Cutting edge conference – the critical success factors

Cutting edge conference – the critical success factors

I had a great meeting at a hotel with a business contact recently. We had a good catch up and both came away with a few ideas. Now what, you ask, is special about that? Well nothing really, apart from the fact that this was achieved in spite of a large business conference taking place at the venue. Yes..we have all been there!

Quite ironically, business conferences was the subject of our meeting. We have worked together over many years to deliver state of the art conferences in locations from the British Motorcycle museum in Birmingham to 5* overseas resorts, for 50 through to 950 people. So it was a good time to reflect on the lessons we’ve learnt and focus on the critical success factors – securing real business results from the investment of time, resource and money in the traditional business conference.

To quote one of the top 10 most influential management books ever written, “The 7 Habits of Highly Effective People, by Stephen Covey” – habit 2 “begin with the end in mind” is a key principle to apply when planning any conference – a clear vision is needed of what is wanted to be achieved, when you focus on the outcomes you can then work backwards to put a plan in place to achieve them. In terms of the end result I don’t think you can ever under estimate what can be achieved when people, ideas, knowledge and information all come together – in one event we recently managed, a £1.5m revenue opportunity was generated when we enabled the right people to work together effectively form different sectors, being challenged to explore a bit further.

This also highlights another key success factor – the true experts are likely to be in the audience, one of the common mistakes I have learnt along the way is that a conference should not be about the presenters, the approach should be participant driven from the start.

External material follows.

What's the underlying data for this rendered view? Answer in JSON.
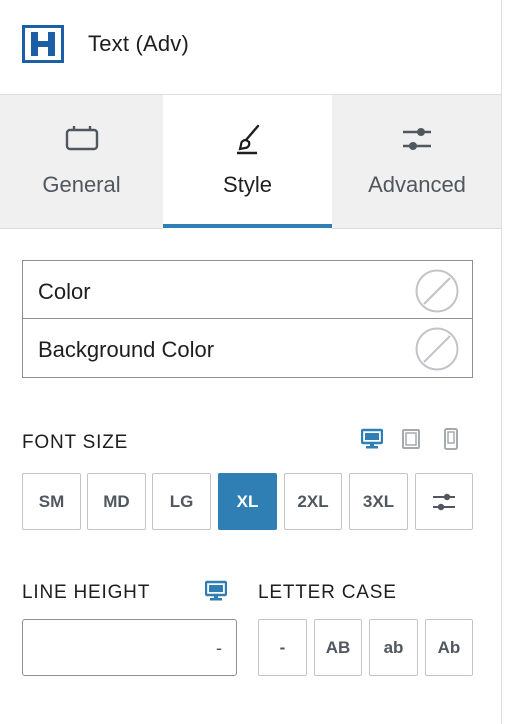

I once read an article likening the art of planning a conference to that of an architect and building a house, which from my experiences I believe is a great comparison. The architect is always thinking about the needs of the people living in the house and what they want it to achieve, these residents are the conference attendees – they then work backwards from there taking into account specific needs, considering their budget and creating a blueprint that includes all of the details needed, such as location, suppliers, materials, facilities etc …., and a plan to as to where to begin! You can never under estimate the organisation skills needed in creating a successful conference, there is a need to get the basics right – and we’ve witnessed the consequences of not doing!

But that is just the start – the most successful events we’ve managed are the ones that include real action and a follow up mechanism for tracking and sharing results, in our opinion this is the only way to ensure a real return from the huge investment made and not have the notes taken put on a shelf or in a book never to be looked at again!